If citizens were not sure of just how ill-prepared Trinidad and Tobago is for a major natural disaster, the events of Wednesday and Thursday were a sure reminder. However, it should also be a warning to the state agencies usually involved in such activities to buck up now.
There was the mere rupture of a 16-inch Water and Sewerage Authority main towards the end of the Audrey Jeffers Highway in Cocorite. But what transpired as a WASA crew worked to repair it was members of the public who live and work in the western part of the island having to endure hours of frustration in gridlock traffic for almost two days.
Thanks to the ineptitude of other state agencies, including the T&T Police Service and Ministry of Works and Transport, who should have played bigger roles in this event, those two days were nightmarish for hundreds of people.
So at this point, we ask where is the emergency evacuation plan for the capital citizens have heard about for years? This is the plan which allows for a quick mobilisation of state agencies to ensure the public is safe and not inconvenienced in any way by any event, the least of which should have been a ruptured line.
It is unfathomable, for example, that motorists were allowed to traverse the Audrey Jeffers Highway at all to access the western part of the island, since the roadway just before the Peakes Service Station was impassable.
Since only one side of the highway’s dual carriageway was affected, a more feasible approach would have been for the public to use the Western Main Road route through St James and over the St James Flyover in Cocorite, thus bypassing the worksite completely.
What transpired, however, was that police officers instead tried to redirect traffic to alternative routes after most motorists got to the intersection just before the site, near the Cocorite Fishing Facility, thus causing the massive traffic gridlock throughout Mucurapo, St James and Woodbrook.
Of course, the TTPS would have had to have been a major player in such an activity, since ensuring traffic heading west moved freely through St James and environs would have been critical to this.
But even if the TTPS did not initially pick up on such a possibility, some technocrat in the Ministry of Works and Transport should have also made such a call.
This, therefore, was a complete failure on the part of key entities to be more proactive and creative in their approach to a simple traffic management issue.

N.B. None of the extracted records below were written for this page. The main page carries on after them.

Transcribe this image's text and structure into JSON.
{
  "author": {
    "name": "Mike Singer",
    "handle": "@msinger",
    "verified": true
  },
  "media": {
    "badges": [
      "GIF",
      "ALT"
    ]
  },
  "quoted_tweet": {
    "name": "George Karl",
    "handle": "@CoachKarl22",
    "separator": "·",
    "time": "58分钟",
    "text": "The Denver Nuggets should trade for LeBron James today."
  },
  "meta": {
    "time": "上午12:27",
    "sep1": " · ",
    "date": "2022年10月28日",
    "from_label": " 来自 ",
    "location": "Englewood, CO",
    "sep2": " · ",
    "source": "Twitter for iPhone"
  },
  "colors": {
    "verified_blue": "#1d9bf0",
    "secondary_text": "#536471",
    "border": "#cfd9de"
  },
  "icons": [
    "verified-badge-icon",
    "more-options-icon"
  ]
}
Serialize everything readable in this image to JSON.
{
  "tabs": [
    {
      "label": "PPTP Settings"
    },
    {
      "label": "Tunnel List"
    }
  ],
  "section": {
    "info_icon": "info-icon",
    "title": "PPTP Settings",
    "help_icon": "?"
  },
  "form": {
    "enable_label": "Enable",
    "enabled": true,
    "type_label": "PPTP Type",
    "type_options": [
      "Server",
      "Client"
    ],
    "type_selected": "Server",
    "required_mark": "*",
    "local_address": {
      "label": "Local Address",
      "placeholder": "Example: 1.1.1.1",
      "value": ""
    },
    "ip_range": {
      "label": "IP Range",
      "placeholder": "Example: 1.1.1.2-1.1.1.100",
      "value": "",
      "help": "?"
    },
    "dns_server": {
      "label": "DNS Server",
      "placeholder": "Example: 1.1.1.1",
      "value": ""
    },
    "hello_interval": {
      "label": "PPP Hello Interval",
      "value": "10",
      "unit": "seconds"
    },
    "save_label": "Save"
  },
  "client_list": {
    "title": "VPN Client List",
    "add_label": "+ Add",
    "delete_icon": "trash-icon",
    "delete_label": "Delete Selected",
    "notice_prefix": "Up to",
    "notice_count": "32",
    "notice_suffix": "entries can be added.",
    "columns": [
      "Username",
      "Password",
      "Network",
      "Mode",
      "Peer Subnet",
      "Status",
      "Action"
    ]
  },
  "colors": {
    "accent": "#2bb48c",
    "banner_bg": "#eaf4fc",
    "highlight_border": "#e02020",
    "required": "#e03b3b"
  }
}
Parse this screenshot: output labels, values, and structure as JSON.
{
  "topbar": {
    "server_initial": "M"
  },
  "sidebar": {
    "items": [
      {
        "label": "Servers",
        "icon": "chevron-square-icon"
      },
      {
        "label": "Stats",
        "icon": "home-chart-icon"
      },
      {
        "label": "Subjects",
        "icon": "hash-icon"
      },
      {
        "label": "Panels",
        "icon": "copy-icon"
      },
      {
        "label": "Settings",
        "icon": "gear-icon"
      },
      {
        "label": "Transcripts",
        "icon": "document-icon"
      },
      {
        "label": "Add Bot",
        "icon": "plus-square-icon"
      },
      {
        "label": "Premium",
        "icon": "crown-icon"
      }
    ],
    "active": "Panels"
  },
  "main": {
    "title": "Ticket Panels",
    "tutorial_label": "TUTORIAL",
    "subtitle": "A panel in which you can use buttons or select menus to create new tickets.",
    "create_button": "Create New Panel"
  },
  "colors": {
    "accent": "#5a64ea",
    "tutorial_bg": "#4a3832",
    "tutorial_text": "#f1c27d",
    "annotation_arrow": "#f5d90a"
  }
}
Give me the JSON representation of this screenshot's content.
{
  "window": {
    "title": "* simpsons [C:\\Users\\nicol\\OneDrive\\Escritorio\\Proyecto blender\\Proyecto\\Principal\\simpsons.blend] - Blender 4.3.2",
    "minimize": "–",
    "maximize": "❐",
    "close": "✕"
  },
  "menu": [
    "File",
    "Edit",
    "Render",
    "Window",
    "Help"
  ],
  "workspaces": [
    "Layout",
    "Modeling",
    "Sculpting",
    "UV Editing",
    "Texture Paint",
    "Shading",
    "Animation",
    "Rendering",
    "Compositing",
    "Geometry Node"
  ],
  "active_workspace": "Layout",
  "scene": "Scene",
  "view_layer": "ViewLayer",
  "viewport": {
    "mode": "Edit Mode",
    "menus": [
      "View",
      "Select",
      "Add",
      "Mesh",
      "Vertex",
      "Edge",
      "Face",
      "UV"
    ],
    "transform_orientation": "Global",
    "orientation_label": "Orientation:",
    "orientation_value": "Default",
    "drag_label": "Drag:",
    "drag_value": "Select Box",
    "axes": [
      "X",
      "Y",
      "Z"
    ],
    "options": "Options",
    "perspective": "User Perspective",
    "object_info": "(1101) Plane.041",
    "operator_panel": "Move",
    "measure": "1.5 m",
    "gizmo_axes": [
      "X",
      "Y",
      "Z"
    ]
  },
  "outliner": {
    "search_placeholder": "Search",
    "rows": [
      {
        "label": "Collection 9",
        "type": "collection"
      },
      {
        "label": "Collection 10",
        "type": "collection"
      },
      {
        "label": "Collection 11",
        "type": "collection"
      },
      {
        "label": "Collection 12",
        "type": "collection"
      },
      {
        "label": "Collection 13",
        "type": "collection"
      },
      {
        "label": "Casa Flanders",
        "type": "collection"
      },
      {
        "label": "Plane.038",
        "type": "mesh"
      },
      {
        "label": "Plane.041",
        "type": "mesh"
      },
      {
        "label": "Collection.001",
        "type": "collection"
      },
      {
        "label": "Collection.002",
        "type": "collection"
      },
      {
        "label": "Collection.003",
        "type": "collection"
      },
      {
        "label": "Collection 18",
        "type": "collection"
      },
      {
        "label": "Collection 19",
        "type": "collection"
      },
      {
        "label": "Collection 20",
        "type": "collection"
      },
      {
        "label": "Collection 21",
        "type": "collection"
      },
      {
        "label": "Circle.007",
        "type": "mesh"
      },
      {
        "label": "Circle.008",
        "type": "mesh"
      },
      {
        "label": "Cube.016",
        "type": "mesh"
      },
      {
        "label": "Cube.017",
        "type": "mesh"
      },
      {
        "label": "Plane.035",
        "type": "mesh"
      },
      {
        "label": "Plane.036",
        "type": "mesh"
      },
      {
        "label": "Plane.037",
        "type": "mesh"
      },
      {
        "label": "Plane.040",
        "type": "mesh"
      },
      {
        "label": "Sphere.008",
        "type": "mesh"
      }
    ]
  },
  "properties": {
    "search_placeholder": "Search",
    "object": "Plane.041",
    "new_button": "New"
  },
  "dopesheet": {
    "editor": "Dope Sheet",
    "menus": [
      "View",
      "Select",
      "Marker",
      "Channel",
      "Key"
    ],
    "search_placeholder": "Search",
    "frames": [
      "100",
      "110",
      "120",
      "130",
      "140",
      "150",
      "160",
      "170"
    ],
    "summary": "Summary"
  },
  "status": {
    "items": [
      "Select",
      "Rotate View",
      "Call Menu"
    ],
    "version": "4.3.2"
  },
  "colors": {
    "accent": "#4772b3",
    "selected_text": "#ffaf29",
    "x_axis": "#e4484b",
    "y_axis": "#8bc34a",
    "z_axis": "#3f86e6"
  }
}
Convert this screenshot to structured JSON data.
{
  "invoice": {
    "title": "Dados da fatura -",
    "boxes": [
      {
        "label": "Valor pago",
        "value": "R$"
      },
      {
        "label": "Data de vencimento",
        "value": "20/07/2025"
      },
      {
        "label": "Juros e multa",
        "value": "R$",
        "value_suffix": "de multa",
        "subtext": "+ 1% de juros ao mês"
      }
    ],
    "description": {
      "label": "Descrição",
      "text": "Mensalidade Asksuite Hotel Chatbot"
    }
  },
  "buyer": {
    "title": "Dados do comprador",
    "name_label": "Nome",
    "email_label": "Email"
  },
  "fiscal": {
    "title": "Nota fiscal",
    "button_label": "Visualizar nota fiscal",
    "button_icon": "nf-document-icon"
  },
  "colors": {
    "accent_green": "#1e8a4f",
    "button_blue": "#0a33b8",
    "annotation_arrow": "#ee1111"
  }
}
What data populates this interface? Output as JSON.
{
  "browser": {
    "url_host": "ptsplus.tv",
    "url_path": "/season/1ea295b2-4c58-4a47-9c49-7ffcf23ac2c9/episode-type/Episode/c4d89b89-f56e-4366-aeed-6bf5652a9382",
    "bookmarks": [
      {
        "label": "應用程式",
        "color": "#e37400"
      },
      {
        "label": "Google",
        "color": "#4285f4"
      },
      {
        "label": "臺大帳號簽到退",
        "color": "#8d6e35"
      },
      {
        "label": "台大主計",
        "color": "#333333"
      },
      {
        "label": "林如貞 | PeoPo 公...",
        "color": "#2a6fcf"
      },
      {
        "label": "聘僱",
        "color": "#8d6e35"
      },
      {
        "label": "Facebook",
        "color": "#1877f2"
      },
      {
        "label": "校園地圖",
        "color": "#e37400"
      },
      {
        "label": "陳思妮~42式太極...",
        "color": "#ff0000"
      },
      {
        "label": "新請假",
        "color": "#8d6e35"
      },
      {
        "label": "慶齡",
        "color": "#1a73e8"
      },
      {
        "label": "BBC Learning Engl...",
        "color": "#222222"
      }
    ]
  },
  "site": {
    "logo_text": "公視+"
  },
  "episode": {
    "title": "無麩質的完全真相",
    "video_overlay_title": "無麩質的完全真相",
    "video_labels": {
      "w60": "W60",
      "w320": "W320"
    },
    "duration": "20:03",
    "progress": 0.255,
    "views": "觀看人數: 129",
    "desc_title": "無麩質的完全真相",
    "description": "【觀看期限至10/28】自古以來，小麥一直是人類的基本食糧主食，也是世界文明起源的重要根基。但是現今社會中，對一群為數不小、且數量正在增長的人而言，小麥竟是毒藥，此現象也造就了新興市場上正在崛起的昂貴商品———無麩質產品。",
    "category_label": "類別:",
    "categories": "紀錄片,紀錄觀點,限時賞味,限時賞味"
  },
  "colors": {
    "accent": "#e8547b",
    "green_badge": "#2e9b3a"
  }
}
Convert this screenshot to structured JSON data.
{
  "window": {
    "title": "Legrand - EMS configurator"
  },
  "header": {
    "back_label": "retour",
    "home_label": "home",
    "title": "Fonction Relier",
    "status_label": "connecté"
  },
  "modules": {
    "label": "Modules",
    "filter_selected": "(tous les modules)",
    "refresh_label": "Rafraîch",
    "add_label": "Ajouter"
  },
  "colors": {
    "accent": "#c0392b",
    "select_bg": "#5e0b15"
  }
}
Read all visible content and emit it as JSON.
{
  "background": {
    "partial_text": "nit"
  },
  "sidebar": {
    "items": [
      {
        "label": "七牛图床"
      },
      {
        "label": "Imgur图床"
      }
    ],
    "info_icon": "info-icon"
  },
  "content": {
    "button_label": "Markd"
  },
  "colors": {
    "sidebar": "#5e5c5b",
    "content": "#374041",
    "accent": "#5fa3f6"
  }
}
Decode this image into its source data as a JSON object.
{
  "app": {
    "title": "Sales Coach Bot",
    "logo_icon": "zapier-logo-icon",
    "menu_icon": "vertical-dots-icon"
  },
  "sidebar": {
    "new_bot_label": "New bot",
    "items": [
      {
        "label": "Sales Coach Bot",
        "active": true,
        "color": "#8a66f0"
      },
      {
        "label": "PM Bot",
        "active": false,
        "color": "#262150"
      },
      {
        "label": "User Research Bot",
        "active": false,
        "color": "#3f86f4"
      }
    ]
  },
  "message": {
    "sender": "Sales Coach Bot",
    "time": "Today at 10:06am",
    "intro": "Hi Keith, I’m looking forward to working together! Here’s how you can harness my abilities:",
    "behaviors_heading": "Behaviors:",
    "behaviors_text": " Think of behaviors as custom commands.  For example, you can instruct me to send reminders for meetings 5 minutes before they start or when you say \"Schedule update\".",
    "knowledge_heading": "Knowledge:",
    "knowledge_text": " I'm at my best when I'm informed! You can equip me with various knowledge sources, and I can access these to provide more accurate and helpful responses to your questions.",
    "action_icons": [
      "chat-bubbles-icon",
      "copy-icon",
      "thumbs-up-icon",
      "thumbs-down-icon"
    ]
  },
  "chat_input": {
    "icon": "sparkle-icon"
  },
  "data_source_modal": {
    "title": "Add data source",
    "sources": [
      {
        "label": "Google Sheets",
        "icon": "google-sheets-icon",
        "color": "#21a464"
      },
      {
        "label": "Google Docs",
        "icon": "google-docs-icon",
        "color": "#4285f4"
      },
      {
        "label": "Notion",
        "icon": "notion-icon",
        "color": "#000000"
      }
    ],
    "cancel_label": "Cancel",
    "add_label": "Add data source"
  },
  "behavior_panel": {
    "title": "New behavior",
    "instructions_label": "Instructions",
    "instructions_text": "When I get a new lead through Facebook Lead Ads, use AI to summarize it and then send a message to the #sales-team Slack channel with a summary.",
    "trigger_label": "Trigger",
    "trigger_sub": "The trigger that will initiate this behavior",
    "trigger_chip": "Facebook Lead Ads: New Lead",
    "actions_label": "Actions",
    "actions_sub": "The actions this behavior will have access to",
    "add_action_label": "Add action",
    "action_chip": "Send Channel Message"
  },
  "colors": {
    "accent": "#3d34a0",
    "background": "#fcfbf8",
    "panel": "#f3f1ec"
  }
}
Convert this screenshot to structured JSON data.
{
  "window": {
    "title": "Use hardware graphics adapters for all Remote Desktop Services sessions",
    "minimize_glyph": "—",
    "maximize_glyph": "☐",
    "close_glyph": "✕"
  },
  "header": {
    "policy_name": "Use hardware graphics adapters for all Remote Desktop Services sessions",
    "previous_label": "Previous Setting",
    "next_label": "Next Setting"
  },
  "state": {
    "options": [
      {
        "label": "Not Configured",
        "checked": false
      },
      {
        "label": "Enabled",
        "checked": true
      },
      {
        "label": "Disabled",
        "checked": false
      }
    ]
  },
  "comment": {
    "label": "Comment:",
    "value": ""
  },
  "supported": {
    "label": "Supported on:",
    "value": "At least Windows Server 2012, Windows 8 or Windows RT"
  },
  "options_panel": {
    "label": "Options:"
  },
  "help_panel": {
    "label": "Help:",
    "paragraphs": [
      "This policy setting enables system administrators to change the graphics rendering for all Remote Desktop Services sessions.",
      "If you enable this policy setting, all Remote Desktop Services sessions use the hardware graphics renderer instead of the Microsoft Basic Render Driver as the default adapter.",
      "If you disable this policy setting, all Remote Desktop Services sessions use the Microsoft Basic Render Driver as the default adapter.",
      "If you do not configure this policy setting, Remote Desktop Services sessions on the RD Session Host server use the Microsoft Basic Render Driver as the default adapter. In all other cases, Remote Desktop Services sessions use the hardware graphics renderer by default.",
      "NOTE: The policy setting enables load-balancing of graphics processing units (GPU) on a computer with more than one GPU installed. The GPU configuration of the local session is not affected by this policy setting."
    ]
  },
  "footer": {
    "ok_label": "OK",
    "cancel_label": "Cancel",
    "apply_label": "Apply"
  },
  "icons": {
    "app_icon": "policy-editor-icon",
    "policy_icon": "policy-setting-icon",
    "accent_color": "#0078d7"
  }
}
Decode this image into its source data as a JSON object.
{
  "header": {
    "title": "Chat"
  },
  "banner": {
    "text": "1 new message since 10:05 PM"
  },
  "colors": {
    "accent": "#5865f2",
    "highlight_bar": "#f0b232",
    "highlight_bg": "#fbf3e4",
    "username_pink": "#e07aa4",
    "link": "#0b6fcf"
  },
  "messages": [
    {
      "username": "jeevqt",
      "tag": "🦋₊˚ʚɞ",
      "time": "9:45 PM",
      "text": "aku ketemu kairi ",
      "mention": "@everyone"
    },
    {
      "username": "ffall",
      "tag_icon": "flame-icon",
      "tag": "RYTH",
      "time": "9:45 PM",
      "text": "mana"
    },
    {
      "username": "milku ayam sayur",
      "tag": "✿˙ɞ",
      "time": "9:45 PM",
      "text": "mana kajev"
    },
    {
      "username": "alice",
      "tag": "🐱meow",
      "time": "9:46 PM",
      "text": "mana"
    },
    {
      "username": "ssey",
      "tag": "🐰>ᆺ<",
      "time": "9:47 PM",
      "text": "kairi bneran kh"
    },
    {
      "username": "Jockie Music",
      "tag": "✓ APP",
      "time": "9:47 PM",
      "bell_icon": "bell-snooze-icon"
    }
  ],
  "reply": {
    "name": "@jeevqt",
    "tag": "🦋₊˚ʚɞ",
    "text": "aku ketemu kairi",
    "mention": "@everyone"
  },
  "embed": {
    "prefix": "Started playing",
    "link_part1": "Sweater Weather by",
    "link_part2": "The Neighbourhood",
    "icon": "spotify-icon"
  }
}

Minister Rohan Sinanan was first to admit he was not happy with the communication between his ministry and WASA on this call. However, he did admit that at some stage the ministry played a role in the process—which is to say that the minister can also point a finger in his direction for the frustrating situation in which the public found itself.
We certainly hope, therefore, that Minister Sinanan will sit with key stakeholders to ensure that the next time such an event occurs, or even a major accident along any of the major highway arteries, they have a well thought out plan that includes communication to the public and well-plotted alternative routes to be used.